Bulk soil bacterial community structure and function respond to long-term organic and conventional agricultural management.

Understanding how soil microbiomes respond to management is essential to maximizing soil health. We contrasted microbiomes in bulk soil under long-term organic and conventional management in a grain production setting. Management category significantly impacted the relative abundances of 17% of the most abundant taxa. Both conventional and organic management favored particular taxa, but these effects were not reflected in summary richness and diversity indices. Management systems also lead to differences in soil edaphic properties, including pH and nutrient status; this may have been the mechanism by which change in the prokaryote community was enacted. Community change between years of sampling was less pronounced, with only 6 taxa differentially abundant among years. Management category also impacted the abundance of functional genes related to the production and consumption of greenhouse gases. Particulate methane monooxygenase genes were more frequent in soil under organic management, while soluble methane monooxygenase genes were more frequent in soil under conventional management in 1 of 2 years. Nitrous oxide reductase genes were significantly less abundant in soils under second-year alfalfa than in soils under corn. This work highlights the ability of agricultural management to enact broad rearrangements to the structure of bulk soil bacterial communities.

Topographic and soil influences on root productivity of three bioenergy cropping systems.

Successful modeling of the carbon (C) cycle requires empirical data regarding species-specific root responses to edaphic characteristics. We address this need by quantifying annual root production of three bioenergy systems (continuous corn, triticale/sorghum, switchgrass) in response to variation in soil properties across a toposequence within a Midwestern agroecosystem. Using ingrowth cores to measure annual root production, we tested for the effects of topography and 11 soil characteristics on root productivity. Root production significantly differed among cropping systems. Switchgrass root productivity was lowest on the floodplain position, but root productivity of annual crops was not influenced by topography or soil properties. Greater switchgrass root production was associated with high percent sand, which explained 45% of the variation. Percent sand was correlated negatively with soil C and nitrogen and positively with bulk density, indicating this variable is a proxy for multiple important soil properties. Our results suggest that easily measured soil parameters can be used to improve model predictions of root productivity in bioenergy switchgrass, but the edaphic factors we measured were not useful for predicting root productivity in annual crops. These results can improve C cycling modeling efforts by revealing the influence of cropping system and soil properties on root productivity.

Crop residues: the rest of the story.

Sinking agricultural botanical and soil residues to the deep seafloor may not be a viable option for long-term carbon sequestration.

Nitrogen fertilizer effects on soil carbon balances in midwestern U.S. agricultural systems.
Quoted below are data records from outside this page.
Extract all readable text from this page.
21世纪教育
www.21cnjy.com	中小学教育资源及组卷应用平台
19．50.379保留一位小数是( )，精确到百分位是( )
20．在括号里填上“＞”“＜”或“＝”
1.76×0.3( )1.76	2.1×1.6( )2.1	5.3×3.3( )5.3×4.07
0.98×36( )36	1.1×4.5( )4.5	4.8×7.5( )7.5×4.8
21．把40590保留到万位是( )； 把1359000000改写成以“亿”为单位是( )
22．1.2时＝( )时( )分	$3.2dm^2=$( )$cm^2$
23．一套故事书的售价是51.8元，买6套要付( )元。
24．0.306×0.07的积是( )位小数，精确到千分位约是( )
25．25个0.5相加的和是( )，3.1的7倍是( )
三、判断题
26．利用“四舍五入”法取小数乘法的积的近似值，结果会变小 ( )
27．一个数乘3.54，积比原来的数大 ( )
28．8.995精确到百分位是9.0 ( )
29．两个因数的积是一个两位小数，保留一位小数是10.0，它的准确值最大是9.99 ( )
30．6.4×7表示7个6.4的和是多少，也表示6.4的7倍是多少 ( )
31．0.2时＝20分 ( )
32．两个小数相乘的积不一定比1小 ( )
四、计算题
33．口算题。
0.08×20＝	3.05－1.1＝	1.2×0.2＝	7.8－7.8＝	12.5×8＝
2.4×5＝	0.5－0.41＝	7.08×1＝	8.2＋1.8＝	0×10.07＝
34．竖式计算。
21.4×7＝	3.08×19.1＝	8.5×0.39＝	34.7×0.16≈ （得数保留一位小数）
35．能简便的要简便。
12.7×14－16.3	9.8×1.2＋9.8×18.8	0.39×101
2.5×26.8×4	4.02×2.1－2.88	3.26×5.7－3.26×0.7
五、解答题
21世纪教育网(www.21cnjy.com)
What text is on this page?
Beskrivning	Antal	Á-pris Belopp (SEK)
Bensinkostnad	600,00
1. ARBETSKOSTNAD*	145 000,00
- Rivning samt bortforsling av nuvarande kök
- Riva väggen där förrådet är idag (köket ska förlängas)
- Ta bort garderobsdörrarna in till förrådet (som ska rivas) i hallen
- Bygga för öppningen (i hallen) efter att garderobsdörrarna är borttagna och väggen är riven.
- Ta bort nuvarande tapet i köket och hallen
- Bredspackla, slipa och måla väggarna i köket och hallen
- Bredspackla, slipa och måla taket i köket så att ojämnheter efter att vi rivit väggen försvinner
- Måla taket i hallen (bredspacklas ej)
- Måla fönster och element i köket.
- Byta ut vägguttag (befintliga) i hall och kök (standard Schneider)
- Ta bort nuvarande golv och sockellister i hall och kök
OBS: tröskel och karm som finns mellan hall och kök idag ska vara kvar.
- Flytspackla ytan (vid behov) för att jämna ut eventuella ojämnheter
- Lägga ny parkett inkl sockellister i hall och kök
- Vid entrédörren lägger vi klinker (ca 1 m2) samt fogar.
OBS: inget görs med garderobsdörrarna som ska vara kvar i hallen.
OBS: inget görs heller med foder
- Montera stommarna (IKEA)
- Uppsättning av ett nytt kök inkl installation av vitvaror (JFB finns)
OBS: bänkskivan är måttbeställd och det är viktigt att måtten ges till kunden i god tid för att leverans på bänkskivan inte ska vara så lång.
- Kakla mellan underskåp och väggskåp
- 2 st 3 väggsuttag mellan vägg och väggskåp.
A single ecosystem dominates the Midwestern United States, occupying 26 million hectares in five states alone: the corn-soybean agroecosystem [Zea mays L.-Glycine max (L.) Merr.]. Nitrogen (N) fertilization could influence the soil carbon (C) balance in this system because the corn phase is fertilized in 97-100% of farms, at an average rate of 135 kg N x ha(-1) x yr(-1). We evaluated the impacts on two major processes that determine the soil C balance, the rates of organic-carbon (OC) inputs and decay, at four levels of N fertilization, 0, 90, 180, and 270 kg/ha, in two long-term experimental sites in Mollisols in Iowa, USA. We compared the corn-soybean system with other experimental cropping systems fertilized with N in the corn phases only: continuous corn for grain; corn-corn-oats (Avena sativa L.)-alfalfa (Medicago sativa L.; corn-oats-alfalfa-alfalfa; and continuous soybean. In all systems, we estimated long-term OC inputs and decay rates over all phases of the rotations, based on long-term yield data, harvest indices (HI), and root:shoot data. For corn, we measured these two ratios in the four N treatments in a single year in each site; for other crops we used published ratios. Total OC inputs were calculated as aboveground plus belowground net primary production (NPP) minus harvested yield. For corn, measured total OC inputs increased with N fertilization (P < 0.05, both sites). Belowground NPP, comprising only 6-22% of total corn NPP, was not significantly influenced by N fertilization. When all phases of the crop rotations were evaluated over the long term, OC decay rates increased concomitantly with OC input rates in several systems. Increases in decay rates with N fertilization apparently offset gains in carbon inputs to the soil in such a way that soil C sequestration was virtually nil in 78% of the systems studied, despite up to 48 years of N additions. The quantity of belowground OC inputs was the best predictor of long-term soil C storage. This indicates that, in these systems, in comparison with increased N-fertilizer additions, selection of crops with high belowground NPP is a more effective management practice for increasing soil C sequestration.